LEGNANORoberto Beneggi sarà il nostro prossimo allenatore della WIZ Legnano Basket ’91. Classe 1987, in uscita da OSAL Novate, Beneggi prende dunque il posto di coach Andrea “Ciro” Ferrara e con Roberto alla guida la WIZ  desidera aprire un nuovo ciclo tecnico e agonistico.

Beneggi, saronnese purosangue, è di scuola cestistica roburina, praticamente una garanzia – categorie giovanili con coach di livello come Dalla Valle, Vignati, Anilonti, Yelverton e Ferrari -, e nonostante la giovane età, 34 anni, si è già messo alle spalle un curriculum tecnico di tutto rispetto grazie ad una solida gavetta che lo ha visto passare da CCSA Arese, per poi approdare a OSL Garbagnate in qualità di assistente di coach Lorenzo Marrapodi in serie C2 e C Gold e, infine, all’OSAL Novate, club nel quale Beneggi nel giro di cinque anni ha potuto mettere in mostra le sue brillanti qualità di coach-costruttore, ovvero di un allenatore capace di costruire squadre-progetto e condurle passo dopo passo verso risultati di grande spessore.

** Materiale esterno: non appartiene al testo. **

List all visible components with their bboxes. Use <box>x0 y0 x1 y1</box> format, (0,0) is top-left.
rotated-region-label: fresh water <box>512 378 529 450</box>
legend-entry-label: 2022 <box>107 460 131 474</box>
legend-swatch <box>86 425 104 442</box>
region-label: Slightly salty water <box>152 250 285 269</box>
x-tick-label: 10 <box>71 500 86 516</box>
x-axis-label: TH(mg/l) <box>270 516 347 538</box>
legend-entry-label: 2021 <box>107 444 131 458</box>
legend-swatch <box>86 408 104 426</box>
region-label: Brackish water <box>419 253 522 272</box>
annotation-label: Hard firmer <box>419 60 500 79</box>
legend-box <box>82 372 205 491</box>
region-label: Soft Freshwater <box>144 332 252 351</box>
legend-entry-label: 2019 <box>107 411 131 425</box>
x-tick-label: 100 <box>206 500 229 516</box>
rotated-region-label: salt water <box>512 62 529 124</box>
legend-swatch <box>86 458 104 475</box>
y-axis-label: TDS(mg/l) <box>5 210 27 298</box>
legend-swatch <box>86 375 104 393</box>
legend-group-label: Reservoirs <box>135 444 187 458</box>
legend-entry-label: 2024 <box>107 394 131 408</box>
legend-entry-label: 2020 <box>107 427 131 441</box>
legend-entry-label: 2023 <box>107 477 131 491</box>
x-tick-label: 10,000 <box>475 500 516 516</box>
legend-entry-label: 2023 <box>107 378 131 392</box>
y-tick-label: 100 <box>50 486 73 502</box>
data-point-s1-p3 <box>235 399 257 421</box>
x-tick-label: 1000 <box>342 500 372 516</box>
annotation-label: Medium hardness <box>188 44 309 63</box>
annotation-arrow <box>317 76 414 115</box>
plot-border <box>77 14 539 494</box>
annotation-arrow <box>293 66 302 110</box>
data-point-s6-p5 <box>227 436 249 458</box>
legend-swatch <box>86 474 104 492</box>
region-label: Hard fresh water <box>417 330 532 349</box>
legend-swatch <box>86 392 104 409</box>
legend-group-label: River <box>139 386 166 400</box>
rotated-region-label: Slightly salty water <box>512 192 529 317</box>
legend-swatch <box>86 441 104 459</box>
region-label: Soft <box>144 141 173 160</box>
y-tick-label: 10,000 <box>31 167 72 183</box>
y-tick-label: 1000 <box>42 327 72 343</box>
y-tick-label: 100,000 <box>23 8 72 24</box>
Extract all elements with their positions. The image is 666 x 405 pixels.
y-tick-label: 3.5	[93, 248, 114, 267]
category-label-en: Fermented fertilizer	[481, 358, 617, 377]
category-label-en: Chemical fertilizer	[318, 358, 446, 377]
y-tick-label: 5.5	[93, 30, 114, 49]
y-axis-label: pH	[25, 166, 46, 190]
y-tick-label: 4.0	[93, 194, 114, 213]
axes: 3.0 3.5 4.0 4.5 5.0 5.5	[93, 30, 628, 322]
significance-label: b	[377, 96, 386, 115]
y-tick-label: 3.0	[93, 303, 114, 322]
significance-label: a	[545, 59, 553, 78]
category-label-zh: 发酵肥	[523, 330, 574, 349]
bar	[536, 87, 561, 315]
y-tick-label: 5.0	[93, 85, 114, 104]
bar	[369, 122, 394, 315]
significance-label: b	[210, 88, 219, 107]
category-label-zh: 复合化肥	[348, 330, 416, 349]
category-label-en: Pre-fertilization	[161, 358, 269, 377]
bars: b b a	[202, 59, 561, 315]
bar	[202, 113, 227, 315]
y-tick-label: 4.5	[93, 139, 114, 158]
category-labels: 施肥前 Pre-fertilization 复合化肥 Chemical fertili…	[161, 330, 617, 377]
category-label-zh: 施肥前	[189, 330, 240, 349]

Roberto infatti al primo anno coi colori biancoverdi di Novate ha vinto il campionato di serie D e nei due anni successivi ha disputato la finalissima per andare in serie C Gold, traguardo che avrebbe ampiamente meritato, ma sfumato sul filo di lana e solo per il malevolo, e imprevisto, intervento a gamba tesa della componente sfortuna. Lo stesso ingrediente – la sfiga -, che nelle ultime due stagioni “battezzate” dal covid-19 hanno impedito a Novate di continuare il volo, peraltro programmato, verso la vetta.

Arrivo in WIZ Legnano carico come una molla e desideroso di iniziare in gialloviola un nuovo ciclo tecnico secondo uno stile di lavoro che già mi appartiene – sono le prime parole pronunciate da Beneggi all’atto della firma – Con il G.M. Luca Codari c’è stata subito sintonia fin dal primo contatto e, personalmente, ho molto apprezzato il garbo unito alla determinazione e risolutezza con cui i dirigenti legnanesi mi hanno fatto sentire la loro “prima scelta”. Sentimento peraltro ampiamente ricambiato perché fin dai primi colloqui esplorativi ho colto molti valori positivi nella progettualità del team legnanese che, immediatamente, è diventato anche la mia “prima scelta”. Quindi, sono molto felice che la reciproca alchimia sia sfociata in un accordo tecnico e umano che, mi auguro, ce lo auguriamo tutti, possa dare ulteriore slancio ad una società che negli ultimi anni è andata via via conquistando una posizione di rilievo nel folto panorama delle serie minori. Il nome WIZ Legnano nell’ambiente ha acquistato crescente credibilità grazie alla serietà di chi vi ha lavorato sia sul parquet, che nelle stanze dirigenziali. Serietà che, concretamente, Azario e Codari hanno espresso in un concetto che mi è caro: lavorare in palestra per costruire. Non sono mai stato, e non sarò mai, un coach da “tutto e subito” e, al contrario, sono contento e appagato solo quando ho la possibilità di allenare e veder crescere giocatori e squadre sviluppando le mie idee e convinzioni tecniche che mi appartengono”.

Quale sarà il tuo primo obiettivo?

Il primo passo, davvero ovvio, sarà conoscere a fondo l’ambiente WIZ, intenso come staff tecnico, dirigenti, collaboratori e giocatori. Nei prossimi giorni, giovedì sera per l’esattezza, effettuerò il primo allenamento con i giocatori al momento disponibili e, insieme, getteremo le basi per le operazioni successive partendo da una certezza: l’alto livello competitivo del gruppo che ha disputato un interessante playoff contro Marnate“.